The brain works by association, as you know. It can only make links between things already in it. To me, this cements the idea that imagination is merely memory at several removes.
It makes sense then that at times we can only function reasonably if we turn some of these associations off. I'm never more aware of this than when I've been tasked by a client to help salesmen achieve "deeper penetration". I've given up trying not to laugh, but the client doesn't like it. Fuddy duddy.
When scientists use old words to mean new things, they do it very purposefully, and you're allowed to laugh. Actually, you're supposed to. For example, there's a fruit fly that is usually referred to as "Cheap Date" because it doesn't metabolize ethanol. There's also one named "Sarah", which has a mutation that makes it practically sterile. For those of you (and me) for whom the Biblical associations are thin: Sarah, Abraham's wife, was infertile for many years, but eventually gave birth to a boy (Gen 21:3). Scottish biologists who discovered a gene that stops stem cells from maturing called it "Nanog", from the Old Irish Tír na nÓg, or Land of the Ever-Young. There's another gene scientists call "British Rail". Guess how it behaves . . . Right!
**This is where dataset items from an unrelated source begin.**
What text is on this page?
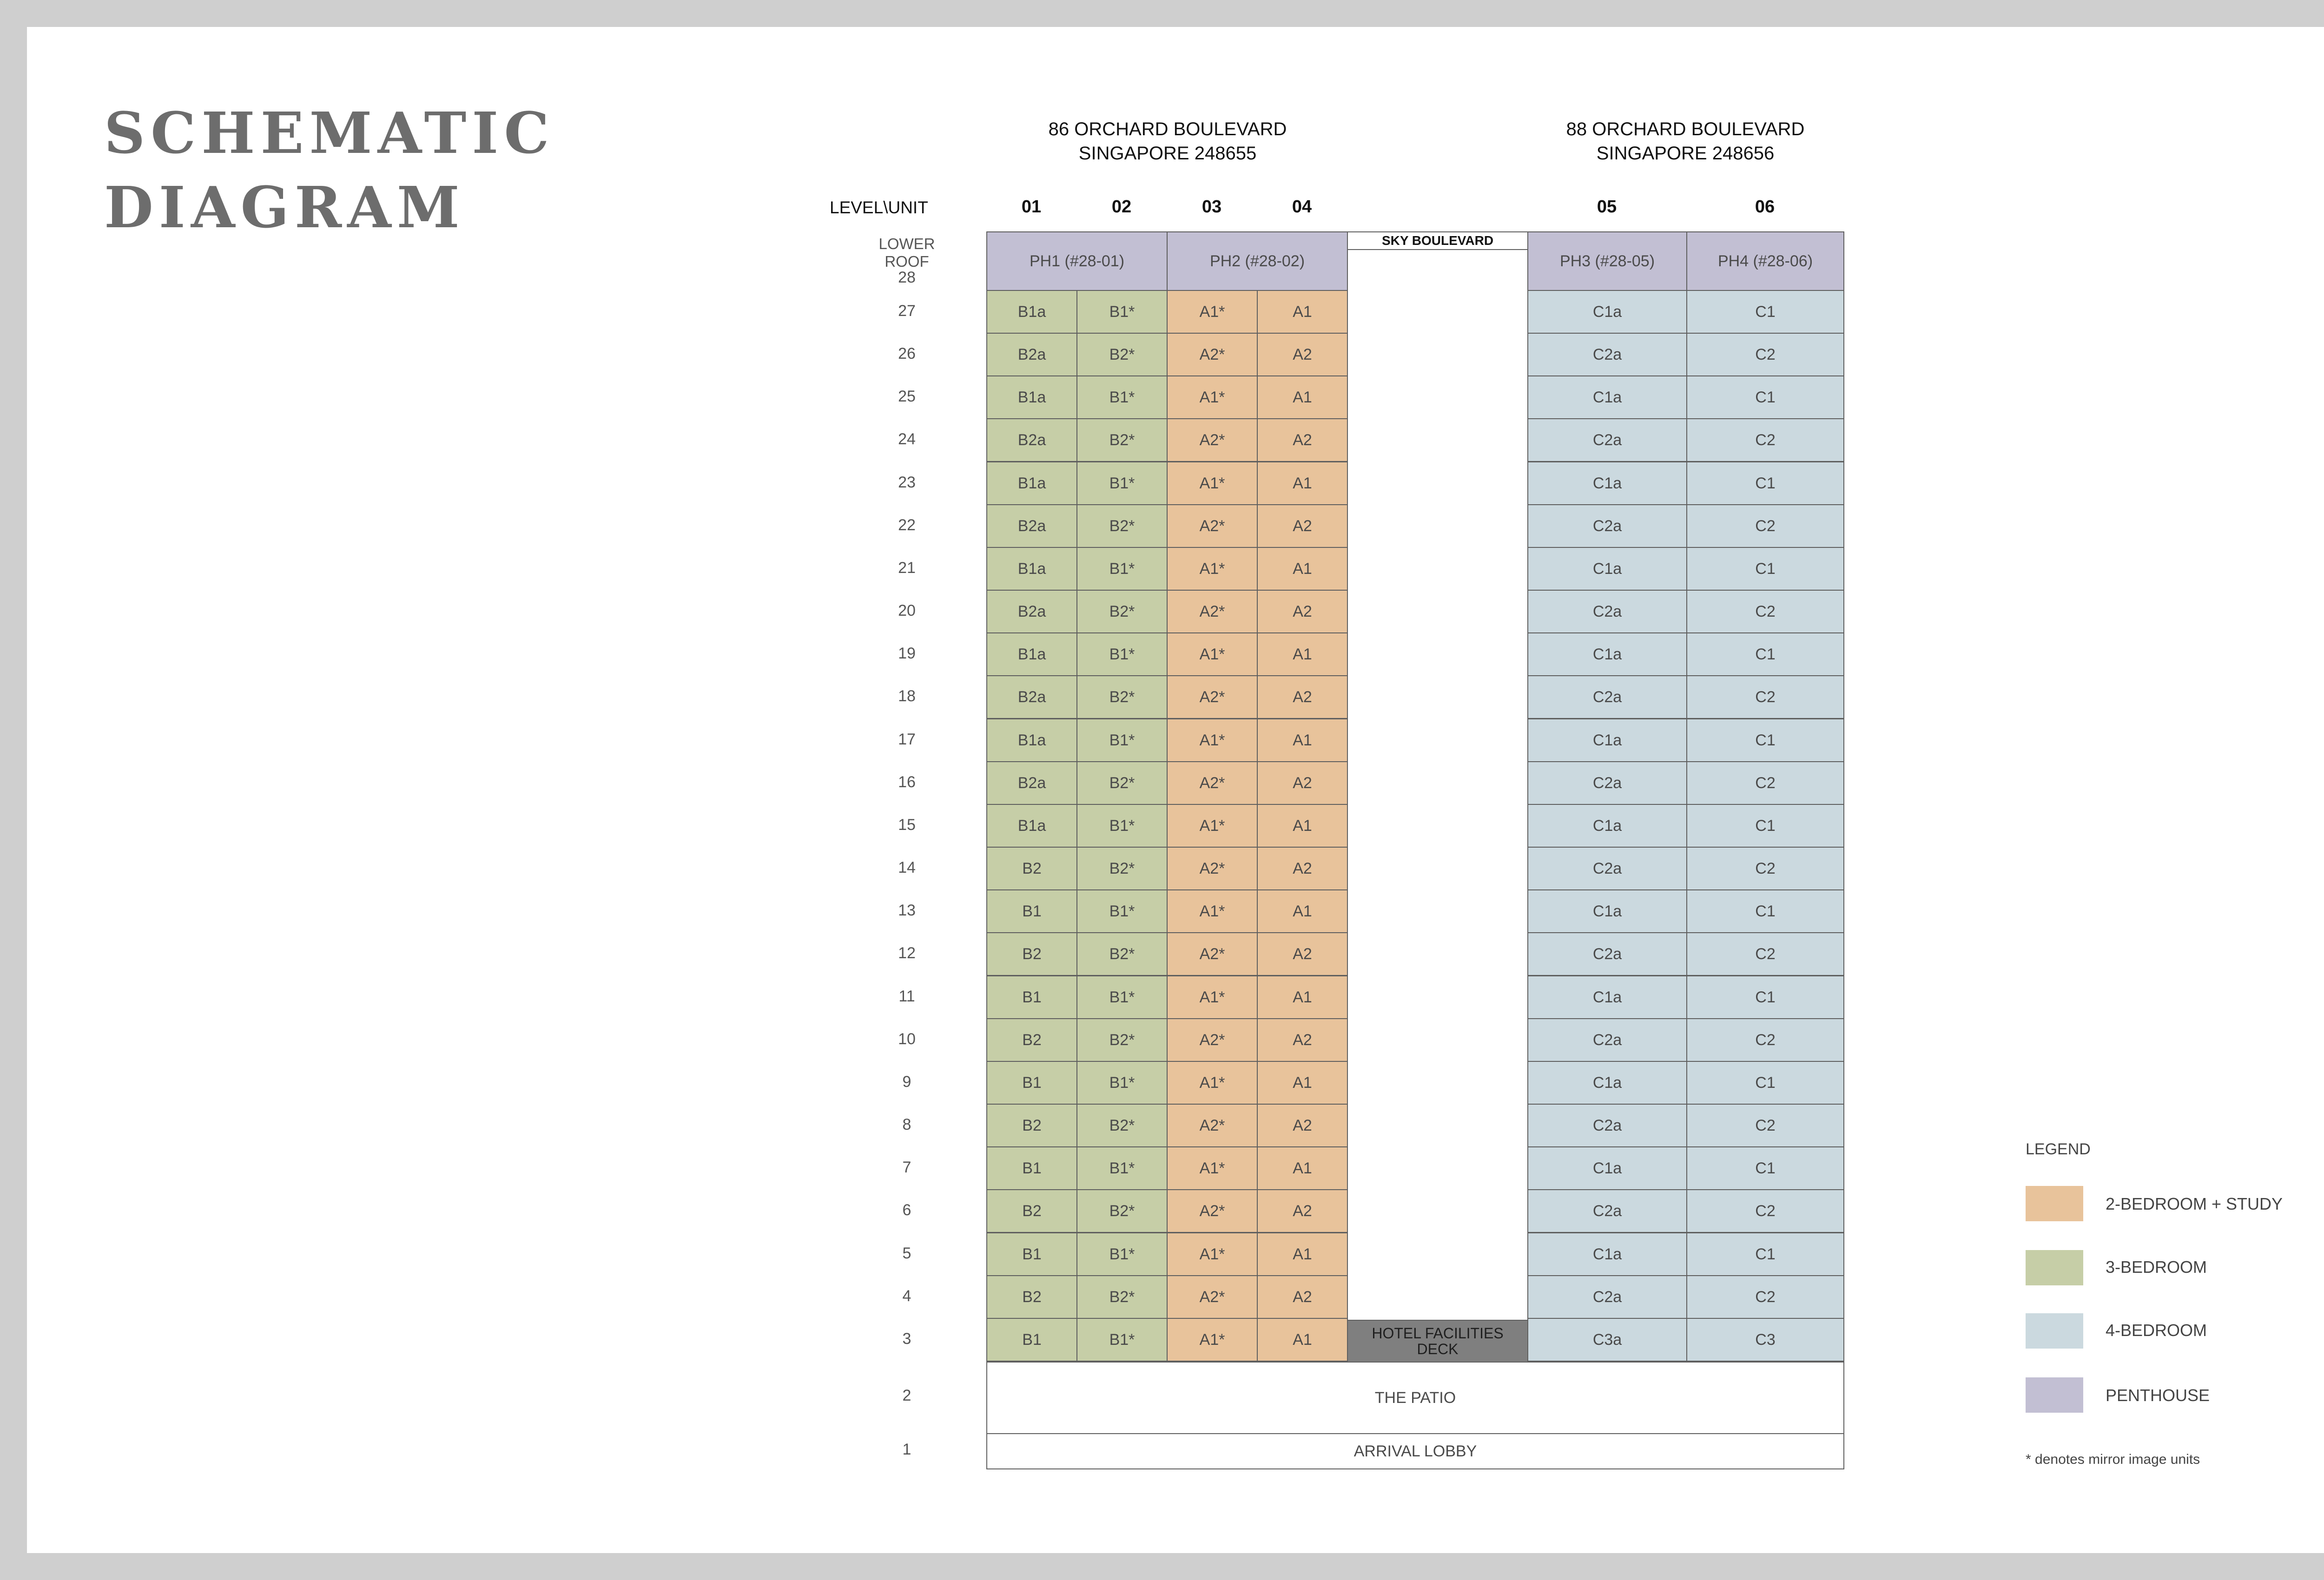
SCHEMATIC
DIAGRAM
86 ORCHARD BOULEVARD
SINGAPORE 248655
88 ORCHARD BOULEVARD
SINGAPORE 248656
LEVEL\UNIT	01	02	03	04	05	06
LOWER ROOF
28
PH1 (#28-01)	PH2 (#28-02)	PH3 (#28-05)	PH4 (#28-06)
SKY BOULEVARD
27	B1a	B1*	A1*	A1	C1a	C1
26	B2a	B2*	A2*	A2	C2a	C2
25	B1a	B1*	A1*	A1	C1a	C1
24	B2a	B2*	A2*	A2	C2a	C2
23	B1a	B1*	A1*	A1	C1a	C1
22	B2a	B2*	A2*	A2	C2a	C2
21	B1a	B1*	A1*	A1	C1a	C1
20	B2a	B2*	A2*	A2	C2a	C2
19	B1a	B1*	A1*	A1	C1a	C1
18	B2a	B2*	A2*	A2	C2a	C2
17	B1a	B1*	A1*	A1	C1a	C1
16	B2a	B2*	A2*	A2	C2a	C2
15	B1a	B1*	A1*	A1	C1a	C1
14	B2	B2*	A2*	A2	C2a	C2
13	B1	B1*	A1*	A1	C1a	C1
12	B2	B2*	A2*	A2	C2a	C2
11	B1	B1*	A1*	A1	C1a	C1
10	B2	B2*	A2*	A2	C2a	C2
9	B1	B1*	A1*	A1	C1a	C1
8	B2	B2*	A2*	A2	C2a	C2
7	B1	B1*	A1*	A1	C1a	C1
6	B2	B2*	A2*	A2	C2a	C2
5	B1	B1*	A1*	A1	C1a	C1
4	B2	B2*	A2*	A2	C2a	C2
3	B1	B1*	A1*	A1	C3a	C3
HOTEL FACILITIES
DECK
2	THE PATIO
1	ARRIVAL LOBBY
LEGEND
2-BEDROOM + STUDY
3-BEDROOM
4-BEDROOM
PENTHOUSE
* denotes mirror image units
It's a dominant suppressor of the "Always Early" gene.
In science, then, the fact that the brain works by association is employed playfully in naming, as it's much easier to remember attributes this way. So I've been struck by how often we must deaden our associations in business, and how important this is for keeping a straight face.
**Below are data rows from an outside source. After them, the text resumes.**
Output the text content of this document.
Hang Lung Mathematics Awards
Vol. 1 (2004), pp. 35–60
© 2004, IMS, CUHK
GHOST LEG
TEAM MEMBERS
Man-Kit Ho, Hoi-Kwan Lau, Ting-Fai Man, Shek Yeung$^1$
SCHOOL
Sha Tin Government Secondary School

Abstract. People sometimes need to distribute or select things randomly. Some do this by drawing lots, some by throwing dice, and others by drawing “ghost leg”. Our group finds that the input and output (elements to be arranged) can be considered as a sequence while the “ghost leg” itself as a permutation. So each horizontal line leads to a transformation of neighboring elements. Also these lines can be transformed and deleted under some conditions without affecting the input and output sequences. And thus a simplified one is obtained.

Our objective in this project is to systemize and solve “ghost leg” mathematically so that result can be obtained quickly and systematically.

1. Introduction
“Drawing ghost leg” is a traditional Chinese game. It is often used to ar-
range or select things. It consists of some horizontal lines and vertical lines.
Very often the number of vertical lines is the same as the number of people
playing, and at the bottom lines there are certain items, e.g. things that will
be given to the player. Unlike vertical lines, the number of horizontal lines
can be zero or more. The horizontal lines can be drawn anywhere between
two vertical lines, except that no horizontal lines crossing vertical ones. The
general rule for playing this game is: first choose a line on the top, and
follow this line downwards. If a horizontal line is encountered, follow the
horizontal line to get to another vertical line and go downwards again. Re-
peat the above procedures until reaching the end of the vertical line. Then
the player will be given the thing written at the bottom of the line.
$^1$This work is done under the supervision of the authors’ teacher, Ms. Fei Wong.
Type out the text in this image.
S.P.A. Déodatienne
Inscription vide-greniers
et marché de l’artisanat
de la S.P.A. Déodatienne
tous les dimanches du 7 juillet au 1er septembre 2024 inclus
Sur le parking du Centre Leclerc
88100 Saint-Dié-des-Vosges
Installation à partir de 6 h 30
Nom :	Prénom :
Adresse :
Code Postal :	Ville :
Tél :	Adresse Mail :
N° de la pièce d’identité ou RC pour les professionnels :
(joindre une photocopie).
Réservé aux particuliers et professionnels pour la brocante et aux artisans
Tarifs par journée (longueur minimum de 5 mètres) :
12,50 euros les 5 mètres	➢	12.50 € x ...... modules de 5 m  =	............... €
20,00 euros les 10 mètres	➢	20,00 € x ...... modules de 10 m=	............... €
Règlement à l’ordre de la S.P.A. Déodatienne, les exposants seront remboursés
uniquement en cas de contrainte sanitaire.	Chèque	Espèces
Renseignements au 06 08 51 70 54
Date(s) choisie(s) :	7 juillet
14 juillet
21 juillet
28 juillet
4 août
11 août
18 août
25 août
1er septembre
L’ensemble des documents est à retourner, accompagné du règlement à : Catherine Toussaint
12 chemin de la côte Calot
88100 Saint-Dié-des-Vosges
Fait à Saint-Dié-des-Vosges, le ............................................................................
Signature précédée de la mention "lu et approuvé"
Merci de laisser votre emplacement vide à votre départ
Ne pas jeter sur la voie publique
Next to me at a client's office the other day, the IT specialist was writing a document about a "decomposing child ticket". Something necrophiliacs need to buy before they can enter a sideshow? My head spun, my stomach heaved.
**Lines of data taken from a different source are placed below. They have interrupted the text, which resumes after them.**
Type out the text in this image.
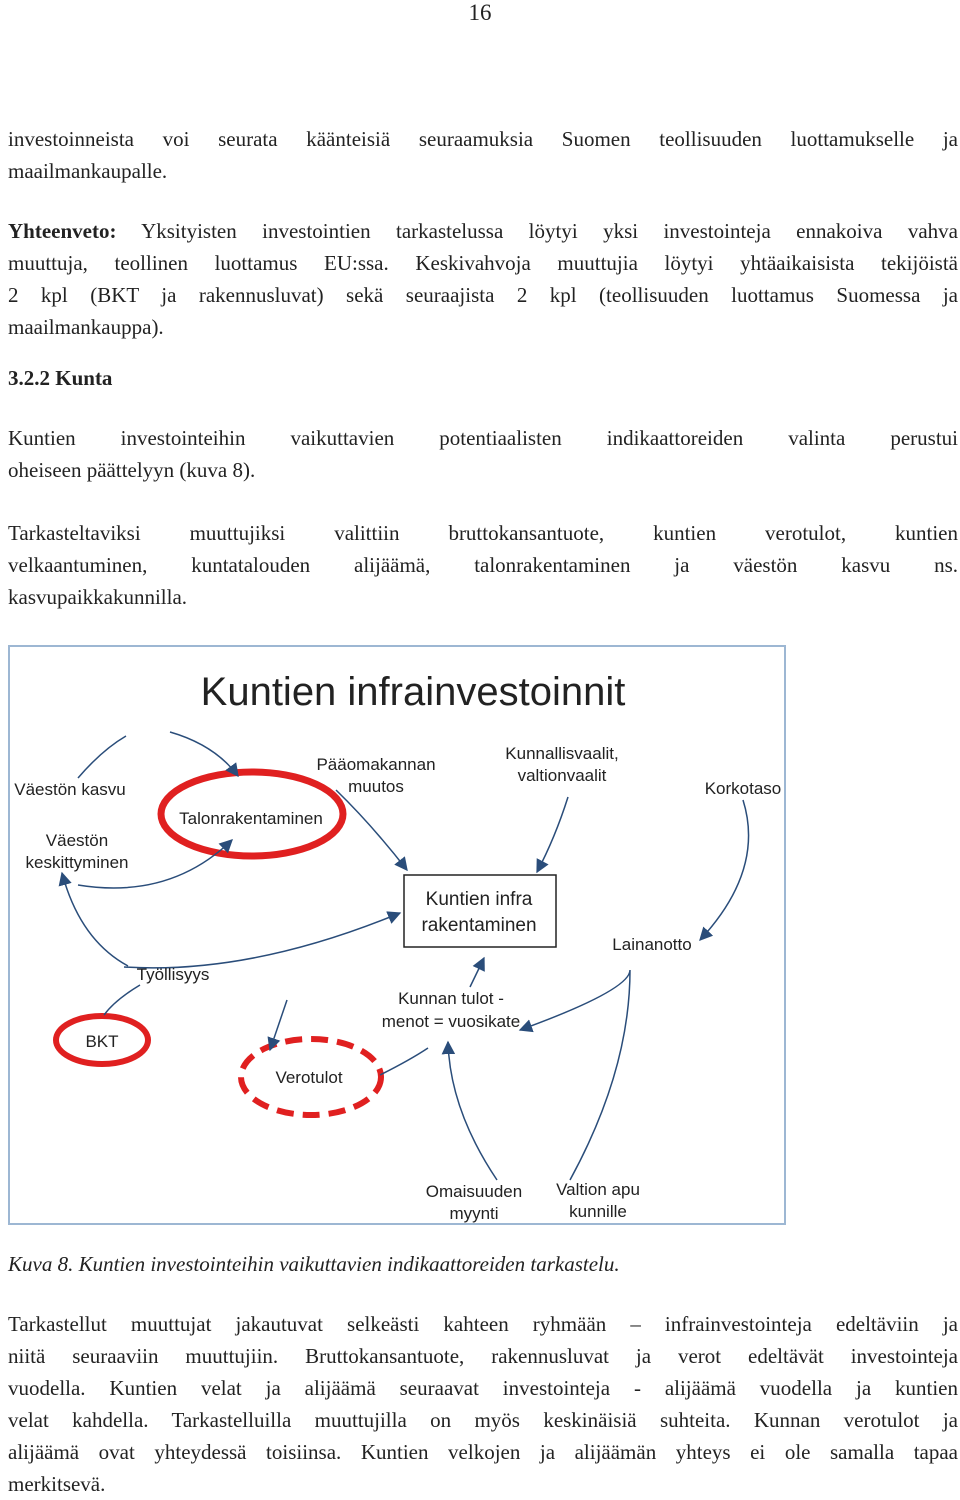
16
investoinneista voi seurata käänteisiä seuraamuksia Suomen teollisuuden luottamukselle ja
maailmankaupalle.
Yhteenveto: Yksityisten investointien tarkastelussa löytyi yksi investointeja ennakoiva vahva
muuttuja, teollinen luottamus EU:ssa. Keskivahvoja muuttujia löytyi yhtäaikaisista tekijöistä
2 kpl (BKT ja rakennusluvat) sekä seuraajista 2 kpl (teollisuuden luottamus Suomessa ja
maailmankauppa).
3.2.2 Kunta
Kuntien investointeihin vaikuttavien potentiaalisten indikaattoreiden valinta perustui
oheiseen päättelyyn (kuva 8).
Tarkasteltaviksi muuttujiksi valittiin bruttokansantuote, kuntien verotulot, kuntien
velkaantuminen, kuntatalouden alijäämä, talonrakentaminen ja väestön kasvu ns.
kasvupaikkakunnilla.
Kuntien infrainvestoinnit
Väestön kasvu
Väestön
keskittyminen
Talonrakentaminen
Pääomakannan
muutos
Kunnallisvaalit,
valtionvaalit
Korkotaso
Kuntien infra
rakentaminen
Lainanotto
Työllisyys
Kunnan tulot -
menot = vuosikate
BKT
Verotulot
Omaisuuden
myynti
Valtion apu
kunnille
Kuva 8. Kuntien investointeihin vaikuttavien indikaattoreiden tarkastelu.
Tarkastellut muuttujat jakautuvat selkeästi kahteen ryhmään – infrainvestointeja edeltäviin ja
niitä seuraaviin muuttujiin. Bruttokansantuote, rakennusluvat ja verot edeltävät investointeja
vuodella. Kuntien velat ja alijäämä seuraavat investointeja - alijäämä vuodella ja kuntien
velat kahdella. Tarkastelluilla muuttujilla on myös keskinäisiä suhteita. Kunnan verotulot ja
alijäämä ovat yhteydessä toisiinsa. Kuntien velkojen ja alijäämän yhteys ei ole samalla tapaa
merkitsevä.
But we must recycle words. Each new concept or product can't have a new word created for it, since the associations are what will allow for understanding and/or sales. As a result, we must stay completely "in the moment" to accept some old words that refer to new things or actions.
Listening to a presentation on cable-management fasteners once, I was sorely challenged to remain professional. Not being in the cable-management business, in fact, I found it impossible. The Reverse Mounted Circuit Board Round Hold became a complicated gymnastics move for me. The Wire Saddle with Releasable Arrowhead brought forth a high-tech Sitting Bull. The Soft Fast Foot was closer to a foxtrot than a fastener.
Of course the associations eventually turned titillating. We came to the section in the presentation on "glands", one of which was the Tension Release Gland. Honestly. I ask you. Then there was the Screw on Feet (a personal favorite) and the Quiet Mount (not completely sure the kids are asleep yet).
The Slotted Cheese Head Screw defied association for me, and I think I'm quite glad about that. It did occur to me however than the Nylon Nuts might just be the answer to the deeper penetration question.
Business is a game. Don't take it too seriously.